Updating a galera-cluster to 10.3.15 with MDEV-17458

I just updated a mariadb/galera-cluster to db version 10.3.15. It won't work correctly without at least 2 nodes up, but trying to start any node past the 1st runs into strange error messages, like: .

0 [Warning] WSREP: SST position can't be set in past. Requested: 0, Current:  14422308.
0 [Warning] WSREP: Can't continue.

This bug may be related:

https://jira.mariadb.org/browse/MDEV-17458?attachmentViewMode=list

However, I notice one peculiarity: the requested state is 0, quite possibly because it's lost somewhere along the way, or because I'm experiencing an entirely different issue.

I also know what it should be: the value that it thinks is 'current'. In other words, reality is the exact opposite of what this node thinks is true: the 'current' should be 0, the 'requested' should be 14422308.

In a related issue:

https://jira.mariadb.org/browse/MDEV-19193

someone off-hand comments about deleting some files in order to start from a pristine case, but isn't exactly clear what exactly to do where.

I do not mind starting from the data on one node, ignoring everything on the other nodes and copying everything over.

I tried deleting the following file(s) from the offending nodes. (I believe the data directory they're mentioning is /var/lib/mysql/ on most linux systems):

galera.cache
ib_logfile0
ib_logfile1

This has no effect.

Someone over at this question: Unable to complete SST transfer due to "WSREP: SST position can't be set in past." error suggests changing the SST number on the node that's still OK. But that won't work: I can only start that node if I use the 'galera_new_cluster' script, which resets its SST number to '-1', no matter what it was. If I start it normally, I get an error like this:

[ERROR] WSREP: wsrep::connect(gcomm://<IP1>,<IP2>,<IP3>,...) failed: 7

In other words, there's not enough other nodes online to join the cluster. So in order to change the SST on the primary node, another node needs to be online, but in order to start up the other node, I need to change the SST on the primary? Catch-22, won't work.

It's nice that they fixed the bug, but how do I fix my now broken cluster?

One more question I've asked myself is this: Does this 'SST number' of 14422308 originate from the node that's trying to re-join the cluster, or is it retrieved from the cluster? Apparently, the second thing is true, for even completely reinstalling the secondary node from scratch and trying to re-join the cluster with it will not solve the problem. The exact same error message stays.

Solution

Somehow, the cluster appears to have gotten confused as to its own state. The JOINER nodes in each synchronization step think they have a more advanced state than the DONOR nodes.

The solution to this problem is to trick the cluster; to force it to recognize some node as 'more advanced'.

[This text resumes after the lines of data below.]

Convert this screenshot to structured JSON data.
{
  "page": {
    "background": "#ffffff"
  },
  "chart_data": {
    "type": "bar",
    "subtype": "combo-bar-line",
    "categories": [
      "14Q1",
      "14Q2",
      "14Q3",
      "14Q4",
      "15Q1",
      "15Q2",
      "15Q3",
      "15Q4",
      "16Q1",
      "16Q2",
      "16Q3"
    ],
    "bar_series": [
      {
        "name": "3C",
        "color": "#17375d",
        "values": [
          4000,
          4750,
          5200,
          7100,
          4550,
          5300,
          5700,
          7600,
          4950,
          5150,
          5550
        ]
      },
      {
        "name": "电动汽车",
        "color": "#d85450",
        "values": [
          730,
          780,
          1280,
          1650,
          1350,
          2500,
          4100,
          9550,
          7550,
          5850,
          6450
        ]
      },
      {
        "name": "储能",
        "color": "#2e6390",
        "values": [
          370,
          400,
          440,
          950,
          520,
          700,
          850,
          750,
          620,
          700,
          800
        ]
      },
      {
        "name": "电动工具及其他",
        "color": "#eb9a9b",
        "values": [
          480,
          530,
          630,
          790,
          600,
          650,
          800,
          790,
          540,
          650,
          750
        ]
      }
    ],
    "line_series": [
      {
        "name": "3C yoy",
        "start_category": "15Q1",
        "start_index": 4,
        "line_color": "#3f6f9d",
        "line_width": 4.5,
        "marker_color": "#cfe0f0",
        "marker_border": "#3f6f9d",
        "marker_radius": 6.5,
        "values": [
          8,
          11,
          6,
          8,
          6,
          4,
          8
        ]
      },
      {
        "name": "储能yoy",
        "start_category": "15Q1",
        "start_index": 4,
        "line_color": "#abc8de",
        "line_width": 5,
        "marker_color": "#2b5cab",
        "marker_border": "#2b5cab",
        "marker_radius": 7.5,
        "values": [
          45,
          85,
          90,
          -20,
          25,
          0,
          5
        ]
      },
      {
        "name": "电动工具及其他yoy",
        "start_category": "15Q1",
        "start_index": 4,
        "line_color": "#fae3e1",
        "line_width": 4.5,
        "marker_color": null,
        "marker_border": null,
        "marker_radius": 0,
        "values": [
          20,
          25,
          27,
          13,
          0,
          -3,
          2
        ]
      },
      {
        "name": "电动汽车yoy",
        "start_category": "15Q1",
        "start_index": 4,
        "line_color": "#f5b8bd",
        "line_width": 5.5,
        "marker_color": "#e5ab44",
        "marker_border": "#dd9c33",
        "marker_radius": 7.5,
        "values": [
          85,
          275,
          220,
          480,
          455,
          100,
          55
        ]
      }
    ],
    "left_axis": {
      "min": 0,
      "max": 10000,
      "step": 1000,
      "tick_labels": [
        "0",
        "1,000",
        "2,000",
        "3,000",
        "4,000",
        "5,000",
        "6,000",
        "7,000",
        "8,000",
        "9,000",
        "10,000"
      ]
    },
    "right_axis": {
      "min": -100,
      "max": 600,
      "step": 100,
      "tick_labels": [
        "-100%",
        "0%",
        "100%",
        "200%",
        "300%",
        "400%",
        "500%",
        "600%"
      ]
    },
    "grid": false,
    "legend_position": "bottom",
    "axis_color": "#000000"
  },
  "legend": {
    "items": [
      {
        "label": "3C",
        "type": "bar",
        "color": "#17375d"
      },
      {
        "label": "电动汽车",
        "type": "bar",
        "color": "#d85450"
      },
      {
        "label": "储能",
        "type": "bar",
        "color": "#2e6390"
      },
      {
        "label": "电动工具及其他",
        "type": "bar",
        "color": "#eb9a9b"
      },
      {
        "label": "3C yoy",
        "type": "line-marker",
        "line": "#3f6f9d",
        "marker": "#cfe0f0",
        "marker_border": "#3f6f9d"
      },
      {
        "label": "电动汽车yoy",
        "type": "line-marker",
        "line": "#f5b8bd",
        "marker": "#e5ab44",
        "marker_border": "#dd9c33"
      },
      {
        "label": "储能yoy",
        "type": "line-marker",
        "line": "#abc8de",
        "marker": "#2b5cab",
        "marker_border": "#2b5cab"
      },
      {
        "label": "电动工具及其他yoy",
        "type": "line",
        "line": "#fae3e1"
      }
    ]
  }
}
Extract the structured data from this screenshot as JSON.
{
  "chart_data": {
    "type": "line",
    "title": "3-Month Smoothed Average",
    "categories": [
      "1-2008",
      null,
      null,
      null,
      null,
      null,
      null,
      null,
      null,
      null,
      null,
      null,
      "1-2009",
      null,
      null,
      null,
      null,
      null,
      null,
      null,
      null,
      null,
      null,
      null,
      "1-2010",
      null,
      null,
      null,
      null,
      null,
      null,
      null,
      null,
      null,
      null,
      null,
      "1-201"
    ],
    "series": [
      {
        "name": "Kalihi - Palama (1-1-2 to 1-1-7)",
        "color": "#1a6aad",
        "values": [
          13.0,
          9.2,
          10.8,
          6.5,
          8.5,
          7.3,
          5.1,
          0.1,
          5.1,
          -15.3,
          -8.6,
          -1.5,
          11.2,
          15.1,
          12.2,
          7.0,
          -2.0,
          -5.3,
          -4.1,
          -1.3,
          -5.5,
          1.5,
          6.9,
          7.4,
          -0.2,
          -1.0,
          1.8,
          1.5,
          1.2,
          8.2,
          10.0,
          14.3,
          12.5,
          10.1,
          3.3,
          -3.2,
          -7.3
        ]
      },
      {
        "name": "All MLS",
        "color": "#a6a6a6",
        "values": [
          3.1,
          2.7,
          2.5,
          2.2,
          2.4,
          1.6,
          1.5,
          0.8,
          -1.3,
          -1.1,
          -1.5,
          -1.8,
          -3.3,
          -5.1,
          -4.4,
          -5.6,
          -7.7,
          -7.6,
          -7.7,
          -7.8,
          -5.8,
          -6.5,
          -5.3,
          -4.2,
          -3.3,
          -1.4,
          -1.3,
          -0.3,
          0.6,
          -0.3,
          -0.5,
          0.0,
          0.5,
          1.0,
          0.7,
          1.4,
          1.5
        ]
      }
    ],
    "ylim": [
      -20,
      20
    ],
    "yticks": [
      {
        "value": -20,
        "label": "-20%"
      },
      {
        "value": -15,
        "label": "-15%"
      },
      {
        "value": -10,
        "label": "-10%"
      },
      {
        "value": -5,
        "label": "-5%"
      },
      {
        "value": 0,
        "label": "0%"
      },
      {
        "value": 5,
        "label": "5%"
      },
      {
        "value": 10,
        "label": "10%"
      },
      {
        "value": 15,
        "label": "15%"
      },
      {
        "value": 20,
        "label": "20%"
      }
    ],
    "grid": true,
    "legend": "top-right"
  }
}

Suppose we can identify one node that has complete cluster data. Denote this to be the '1st node'. Pick one node to be the 2nd, one to be the 3rd, etc. (These choices can be at-random).

Then, stop mysql on all nodes. Edit the configuration file for the cluster and change the value for 'wsrep_cluster_address' on each node. It should be the following:

+------+---------------------------+
| Node |   wsrep_cluster_address   |
+------+---------------------------+
|    1 | gcomm://                  |
|    2 | gcomm://<IP1>,<IP2>       |
|    3 | gcomm://<IP1>,<IP2>,<IP3> |
+------+---------------------------+

(The pattern continues like this for the fourth and any further nodes in the cluster).

Now remove all cached data from the nodes other than the first. These are the files:

ib_logfile*
grastate.dat
gvwstate.dat
galera.cache

situated in the data dir of the mysql installation. (Example; /var/lib/mysql/ on debian systems).

Then edit the "grastate.dat" file on node #1. In our example, the most advanced state the cluster has yet seen is 14422308. Thus set it to 14422309 (or: old state + 1). Also set safe_to_bootstrap to 0 on all nodes (so we don't accidentally try to bootstrap and lose our seqno, running into the same bug again).

Now start mysql on node #1 (example, via systemd: systemctl start mysql). Once it's running, do the same on node #2. Wait for all the data to transfer (this may take a while depending on the inter-node connection speed and the size of the database in question), then repeat for node 3, and any further nodes.

Afterwards, restore the value for wsrep_cluster_address in every configuration to what it should be (which is equal to the value for the last node).